American Pastoral Introduction
The good news: when you're done with American Pastoral, you have two more books left in Philip Roth's American Trilogy.
The bad news: American Pastoral is so deeply affecting, so upsetting, so brain-tinglingly Postmodern and so dryly hilarious and biting that… oh, wait. That's also good news.
Okay. The bad news: American Pastoral is such a nuanced and clever look at 20th Century American politics and the media, and has such deeply flawed yet sympathetic characters that… hmm. Still good news.
All right. All right. Here: don't read American Pastoral if you're thinking of buying property in Newark, New Jersey between 1967 and 1995. That's the bad news. This book will dissuade you from time-traveling and flipping houses.
American Pastoral, first published in 1997, is the twenty-second (yeah, you read that right) book by American author Philip Roth. It was nominated for the 1997 National Book Award, and the National Book Critics Circle Award, and is on Time magazine's list of the top 100 novels since 1923. Oh yeah—it was a national bestseller, a New York Times editors' choice, and it was awarded the coveted Pulitzer Prize for fiction.
See why we couldn't find any reasons why reading American Pastoral would be bad news bears?
But don't crack this bad boy expecting a happy-go-lucky romp through malt-shop mid-century American.

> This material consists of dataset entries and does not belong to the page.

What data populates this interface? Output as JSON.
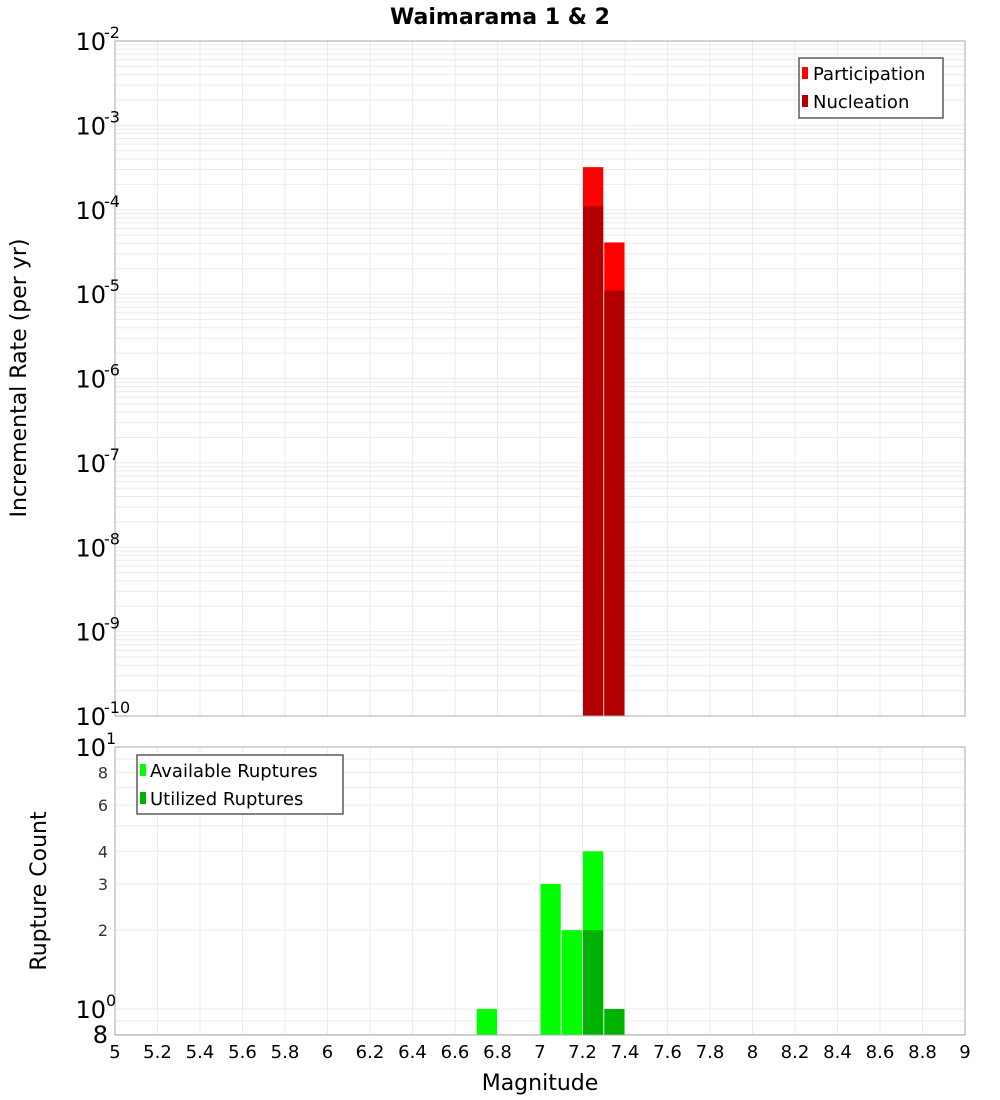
{
  "chart_data": [
    {
      "type": "bar",
      "title": "Waimarama 1 & 2",
      "xlabel": "Magnitude",
      "ylabel": "Incremental Rate (per yr)",
      "yscale": "log",
      "ylim": [
        1e-10,
        0.01
      ],
      "xlim": [
        5,
        9
      ],
      "grid": true,
      "legend_position": "top-right",
      "bin_width": 0.1,
      "y_tick_exponents": [
        -2,
        -3,
        -4,
        -5,
        -6,
        -7,
        -8,
        -9,
        -10
      ],
      "series": [
        {
          "name": "Participation",
          "color": "#ff0000",
          "bins": [
            {
              "x0": 7.2,
              "x1": 7.3,
              "value": 0.00032
            },
            {
              "x0": 7.3,
              "x1": 7.4,
              "value": 4.1e-05
            }
          ]
        },
        {
          "name": "Nucleation",
          "color": "#b20000",
          "bins": [
            {
              "x0": 7.2,
              "x1": 7.3,
              "value": 0.00011
            },
            {
              "x0": 7.3,
              "x1": 7.4,
              "value": 1.1e-05
            }
          ]
        }
      ]
    },
    {
      "type": "bar",
      "title": "",
      "xlabel": "Magnitude",
      "ylabel": "Rupture Count",
      "yscale": "log",
      "ylim": [
        0.8,
        10
      ],
      "xlim": [
        5,
        9
      ],
      "grid": true,
      "legend_position": "top-left",
      "bin_width": 0.1,
      "y_major_ticks": [
        {
          "value": 10,
          "base": "10",
          "exp": "1"
        },
        {
          "value": 1,
          "base": "10",
          "exp": "0"
        }
      ],
      "y_minor_ticks": [
        {
          "value": 8,
          "label": "8"
        },
        {
          "value": 6,
          "label": "6"
        },
        {
          "value": 4,
          "label": "4"
        },
        {
          "value": 3,
          "label": "3"
        },
        {
          "value": 2,
          "label": "2"
        }
      ],
      "y_bottom_label": "8",
      "series": [
        {
          "name": "Available Ruptures",
          "color": "#00ff00",
          "bins": [
            {
              "x0": 6.7,
              "x1": 6.8,
              "value": 1
            },
            {
              "x0": 7.0,
              "x1": 7.1,
              "value": 3
            },
            {
              "x0": 7.1,
              "x1": 7.2,
              "value": 2
            },
            {
              "x0": 7.2,
              "x1": 7.3,
              "value": 4
            }
          ]
        },
        {
          "name": "Utilized Ruptures",
          "color": "#00b200",
          "bins": [
            {
              "x0": 7.2,
              "x1": 7.3,
              "value": 2
            },
            {
              "x0": 7.3,
              "x1": 7.4,
              "value": 1
            }
          ]
        }
      ]
    }
  ],
  "x_ticks": [
    "5",
    "5.2",
    "5.4",
    "5.6",
    "5.8",
    "6",
    "6.2",
    "6.4",
    "6.6",
    "6.8",
    "7",
    "7.2",
    "7.4",
    "7.6",
    "7.8",
    "8",
    "8.2",
    "8.4",
    "8.6",
    "8.8",
    "9"
  ],
  "labels": {
    "title": "Waimarama 1 & 2",
    "xlabel": "Magnitude",
    "top_ylabel": "Incremental Rate (per yr)",
    "bottom_ylabel": "Rupture Count",
    "legend_top": [
      "Participation",
      "Nucleation"
    ],
    "legend_bottom": [
      "Available Ruptures",
      "Utilized Ruptures"
    ]
  },
  "colors": {
    "grid": "#ebebeb",
    "frame": "#a8a8a8",
    "legend_border": "#333333"
  }
}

American Pastoral is one of Roth's many tragic novels. And boy oh boy is it depressing: at his high school reunion Zuckerman learns that the daughter of his childhood idol bombed a small-town post office when she was sixteen and killed a doctor. As you can imagine, this tragedy wreaks havoc on the Levov family. Zuckerman sets out to imagine the Swede's life and to explore the effects of the tragedy on the family, all the while interrogating ideas of the American dream.

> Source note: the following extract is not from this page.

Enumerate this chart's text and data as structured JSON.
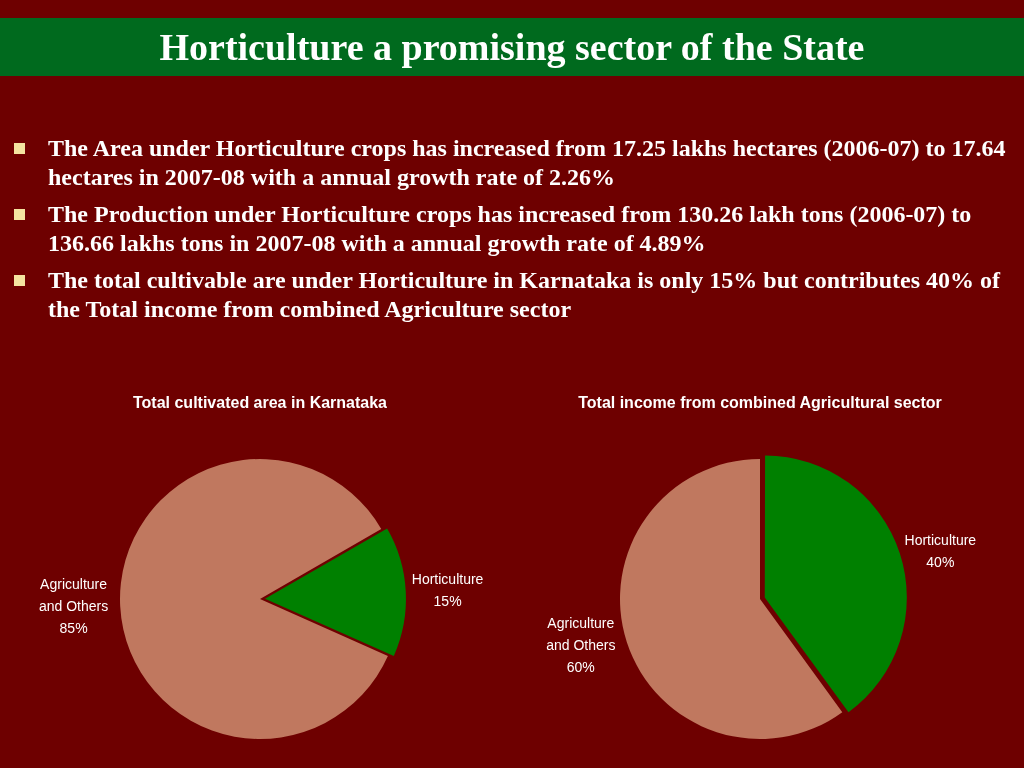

So put aside all your Americana fantasies. Forget about happy families on rural farms. Forget about peaceful Vietnam War-era hippies offering flowers to soldiers. Forget about the snazzy first days of disco. The America in American Pastoral is, from the early sixties onward, gritty and nightmarish. It's real.
We'll let you keep your nurse-and-sailor-kissing-in-Times-Square WWII-era American dream, though—after all, the Swede remembers those days fondly—and we promise we won't touch 1990's nostalgia. Some things, like Daria, are just sacred.
What is American Pastoral About and Why Should I Care?
Everyone's been jealous of someone. They might be a Regina George-type queen bee, who does a car commercial in Japan and can punch whoever they like in the face and leave them sighing, "It was awesome."
Or perhaps you know someone that's kind of like American Pastoral's "the Swede" Levov. Someone who women want and men want to be. A guy who can out-smooth James Bond, who inspires men to write poems to their girlfriends apologizing for not being as cool as he is, who is so gleaming and perfect that you want to hate him… if only he wasn't so cool, so smart, so kind, so handsome.
There's someone like the Swede in everyone's present, but characters like the Swede tend to exist most often in the past. These mysterious creatures appear most often during the glory days of high school. And dang do we obsesses over them. We obsess over them so much, in fact, that many of us find ourselves thinking about these bright stars for years after we've last seen them.
But what would happen if you not only ran into one of these mythical beings, but also found out that their lives had taken a turn for the dark and twisted?
Well, you might just be tempted to write a novel about them.
American Pastoral is the story of a man who looks perfect on the outside—married to a beauty queen, rich and utterly irresistible, but inside he's shattered with pain, grief, doubt, and guilt. And just as we see the dark inside of the Swede Levov, we also get a peek into the underside of The American Dream, which the novel calls "the American berserk" (3.114).
Maybe American Pastoral will make you think seriously about your own notions of the American Dream. Maybe it will be a lesson in compassion, nuance, and human complexity. Maybe it will stop you from turning into a green-eyed monster every time you think about your own personal Swede Levov.
Or maybe it will just provide hours of awesome reading. Any way you cut it, American Pastoral delivers a win. Just like the Swede did in back in his glory days.